I have Mountain Horse winters and they are super warm! Too warm for training hard inside! I have to use my regular riding boots because the winter ones are too hot. I will use them when I am outside or trail riding.


----------



## horselessmom (Apr 20, 2012)

hemms said:


> If the big winter boot search fails, I would suggest Mark's Work Wearhouse, if you have one... A little more $ than the knock-offs but still much less than actual riding boots. Their house brand, Wind River, is great quality. They have smaller, lace-up winter boots that still offer great warmth.
> 
> They also have all the socks needed for 'The Sock System'.
> _Posted via Mobile Device_


We have it nearby, thanks! We are actually ready to go now and do some shopping. Hopefully on a budget. :lol:


----------



## horselessmom (Apr 20, 2012)

Strawberry4Me said:


> I have Mountain Horse winters and they are super warm! Too warm for training hard inside! I have to use my regular riding boots because the winter ones are too hot. I will use them when I am outside or trail riding.

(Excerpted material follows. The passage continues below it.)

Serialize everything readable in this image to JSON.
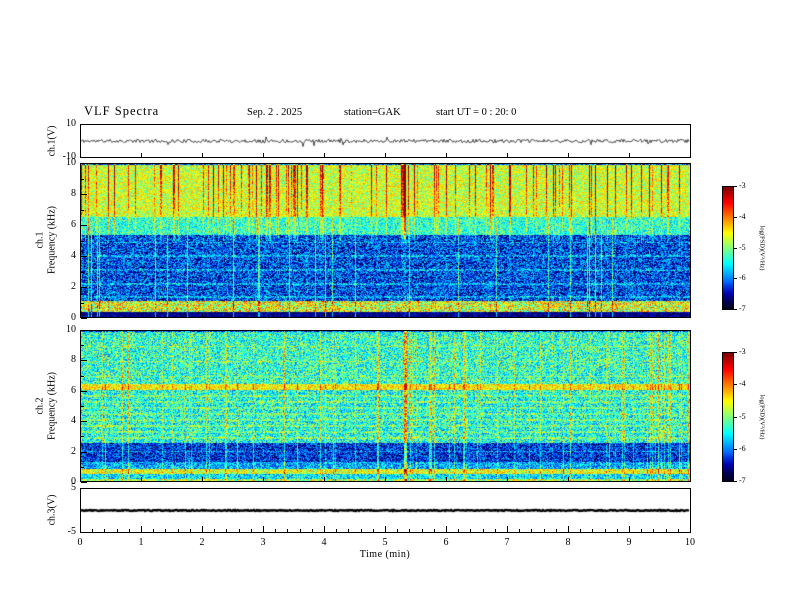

Thanks! What temperatures?


----------



## Strawberry4Me (Sep 13, 2012)

horselessmom said:


> Thanks! What temperatures?


 winters here range from 40 degrees to -20 degrees. Even in the negatives, the winter Mountain Horse boots a very warm!


----------



## Saddlebag (Jan 17, 2011)

My hubby used to work the high steel in very cold temperatures. His trick for keeping his feet warm was to allow his boots to freeze and he made sure his feet were bone dry as he put on his socks and boots. Moisture inside the boot contributes to cold feet. I have walked outside in -25* wearing thin suede moccasins and as long as my feet were moving they were toasty warm. Moisture from my feet escaped thro the leather.


----------



## horselessmom (Apr 20, 2012)

I got her a pair of Mountain Horse, a size too big, so that they will last until next winter, I hope. With the sale on, it seemed like a good deal. Thank you for all the feedback and advice! Got her a pair of nylon socks and her possum socks are on the way as well. With my luck, we are going to have an early spring, and I'll be spending another $100 on her "summer" boots in March. :twisted: But then the entire Canada will be thanking me for making sure spring was on schedule, so I don't mind. :lol:


----------



## hemms (Apr 18, 2012)

Strawberry4Me said:


> winters here range from 40 degrees to -20 degrees. Even in the negatives, the winter Mountain Horse boots a very warm!


Forgive me, but is this Celcius or Fahrenheit? Very different meanings.
_Posted via Mobile Device_


----------



## Strawberry4Me (Sep 13, 2012)

Fahrenheit. Sorry about that!!


----------